Les Finlandais dépriment dans leurs froides nuits d'hiver. Les médecins doivent avoir du boulot. Surtout que nos amis Nordiques ne font rien pour se faciliter la vie. Et ce n'est pas un groupe de la trempe d'Hanging Garden qui va leur remonter le moral. En effet, le groupe, dont At Every Door est le troisième essai, officie dans un metal tristounet, pour le moins nocturne et froid. En bref: la Finlande s'invite chez vous. Comprenez par là que la musique du groupe se pare d'une production aux petits oignons, d'une lenteur assumée, et qu'elle se veut un brin triste et excessivement mélodique. On pense immédiatement à Ghost Brigade, d'autres malades touchés des mêmes symptômes. Peu conseillé pour les soirées entre amis, At Every Door est un album lourd et intimiste qui reprend ainsi tous les principes actifs de la recette finlandaise.
Les riffs sont lents, lourds et servent des compositions assez simples mais de durée respectables (six minutes, en moyenne). La voix, elle, est le plus souvent grave et rocailleuse lorsqu'elle ne nous sussure pas quelques mots doux. Votre maman ne l'aimera pas. Ou alors vous aurez une raison supplémentaire d'aimer votre maman. Passons. Au milieu de toute cette masse violente et froide (imaginez un gros rocher plein de neige et en forme de boule : la meilleure analogie possible), le Finlandais ne peut s'empêcher d'arrondir les angles. Pour ce faire, il use périodiquement et sur chaque titre, de guitares claires teintées d'échos, de touches de piano limpides... Il aère l'espace comme il peut, et souvent efficacement. C'est d'ailleurs peut-être pour ça qu'il prend froid.
Ouais, parce que c'est bien beau d'être malade, d'être triste, tout ça, mais il faudrait tout de même vérifier que ce n'est pas un bête effet nocebo. Avec un coup de méthode Coué, tout irait pour le mieux. Car, certes, si tout est lourd,si tout est beau, si tout est triste, tout cela semble au final bien peu honnête. La déprime hivernale semble bien plus jouée et interprétée, que ressentie.
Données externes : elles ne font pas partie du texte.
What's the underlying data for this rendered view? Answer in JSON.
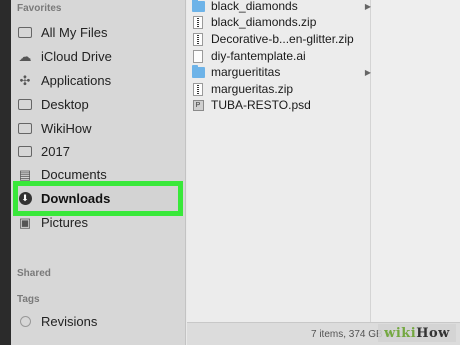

Si cela n'influe nullement sur le plaisir ressenti lors de l'écoute (car plaisir il y aura pour l'amateur de sonorités mélancoliques, c'est certain), cela joue en revanche beaucoup sur l’intérêt à moyen terme du traitement (cf. les derniers Katatonia ou Draconian - Suédois, eux, mais souffrant visiblement des mêmes maux).
« Docteur, c'est encore moi. J'ai suivi vos conseils mais je suis toujours malade. Que puis-je bien faire d'autre ? Comment ? Vous dites que je dois croire en ce que je fais et que cela passera mieux ainsi ? Changer de régime? Enlever du sucre? En effet, pour tout vous dire, j'aime bien le sucre. J'en rajoute un peu partout, comme ça. C'est meilleur. Vous pensez qu'avez moins du sucre le remède aurait mieux fonctionné ? Ah, eh bien dans ce cas je vais y penser pour la prochaine fois. Merci Docteur . »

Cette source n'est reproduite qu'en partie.